Thursday, November 15, 2012

Black Marble Create A Different Arrangement


Black Marble are probably the coolest bunch of minimalist musicians to find themselves in front of keyboards in a very long time. Creating stark, bleak, cold synth pop the way OMD used to this dynamic duo hark back to the days when synthesizer technology was something relatively new and using it exclusively without guitars was almost considered experimental and odd. Their album A Different Arrangement is a perfect combination of that ancient technology and European detachment while still maintaining a degree of Brooklynite hipness.

Whether they're doing this stuff for the ironic nature of it or because they really love the early synth pop pioneers is a debate for another time, irregardless A Different Arrangement manages to be a fantastic album that sounds thirty years late to the party. Perhaps like a Magnetic Fields record played at 16rpm while layering 80's new wave on top of it, A Different Arrangement is a slow moving wave of synthetic pop that seems isolated, depressed and totally in touch with its psychological issues. Beats slowly pop while vocals sound off as if they were recorded in a hallway and the lush, minimal synths blanket it all in a chilly layer of opulence and aloofness. The songs, despite being rather un-energetic, are still memorable and danceable and Black Marble are so well versed at creating this stuff that they could very well be be OMD.

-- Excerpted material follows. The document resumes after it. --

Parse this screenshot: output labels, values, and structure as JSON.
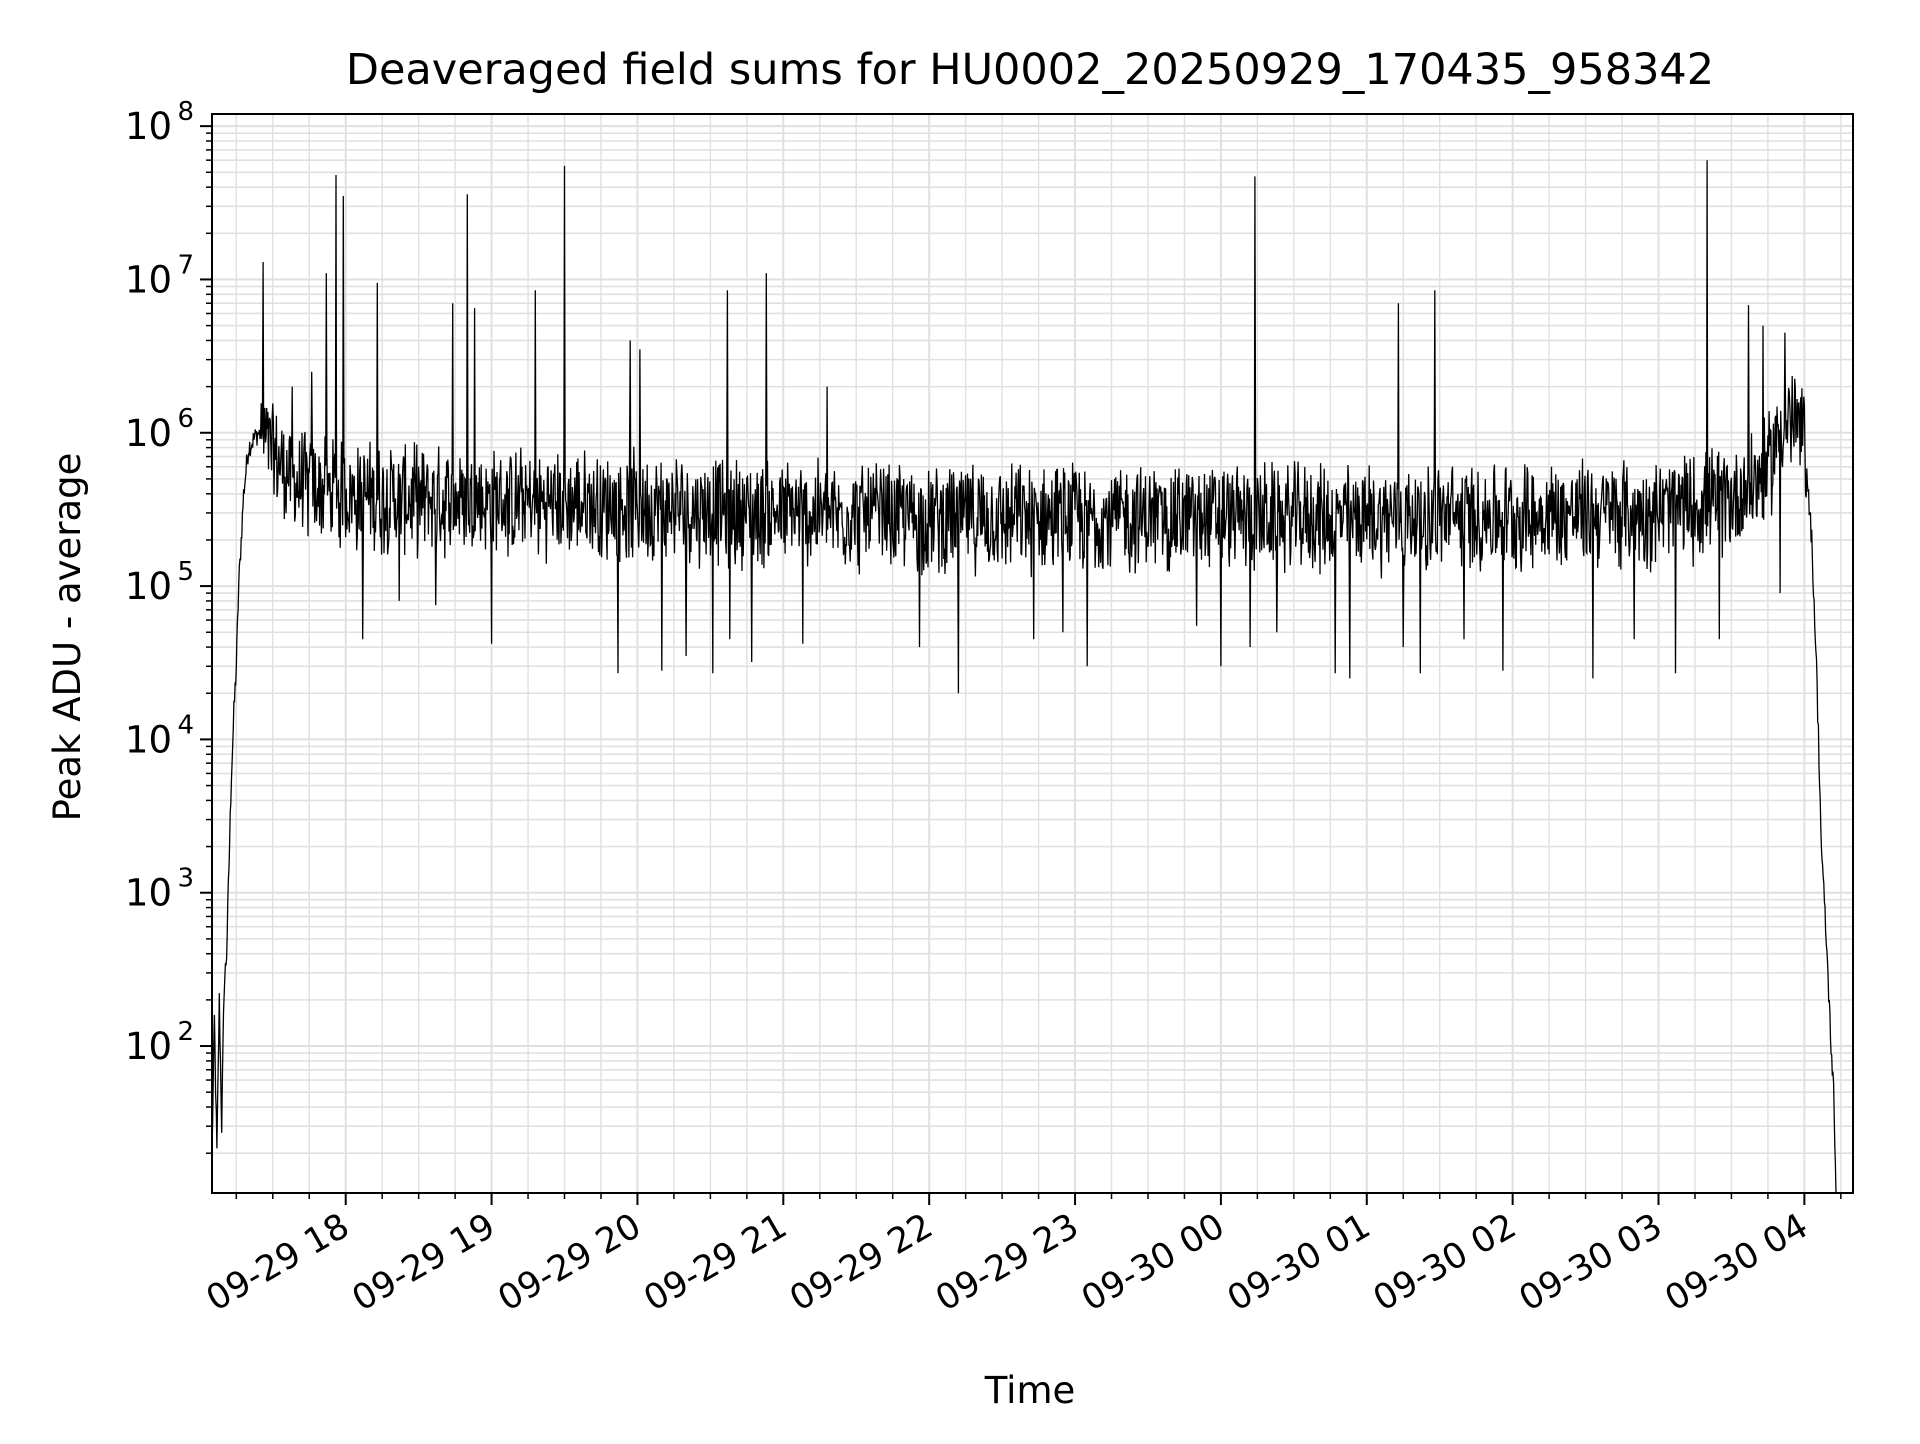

A Different Arrangement is the sort of record to get lost in a haze with and then never find your way out of. I love this record; it's clinical contemplation, lo-fi feel, and pseudo gothicism make it sound and feel amazing. Black Marble are awesome but in a brutalist, self destructive way. They don't sound happy, their songs don't feel happy, and their album is too sparse and subdued to actually be happy. None the less anyone in touch with their inner goth or Teutonic minimalist will absolutely love this record and find it an essential piece...like all that Bauhaus furniture.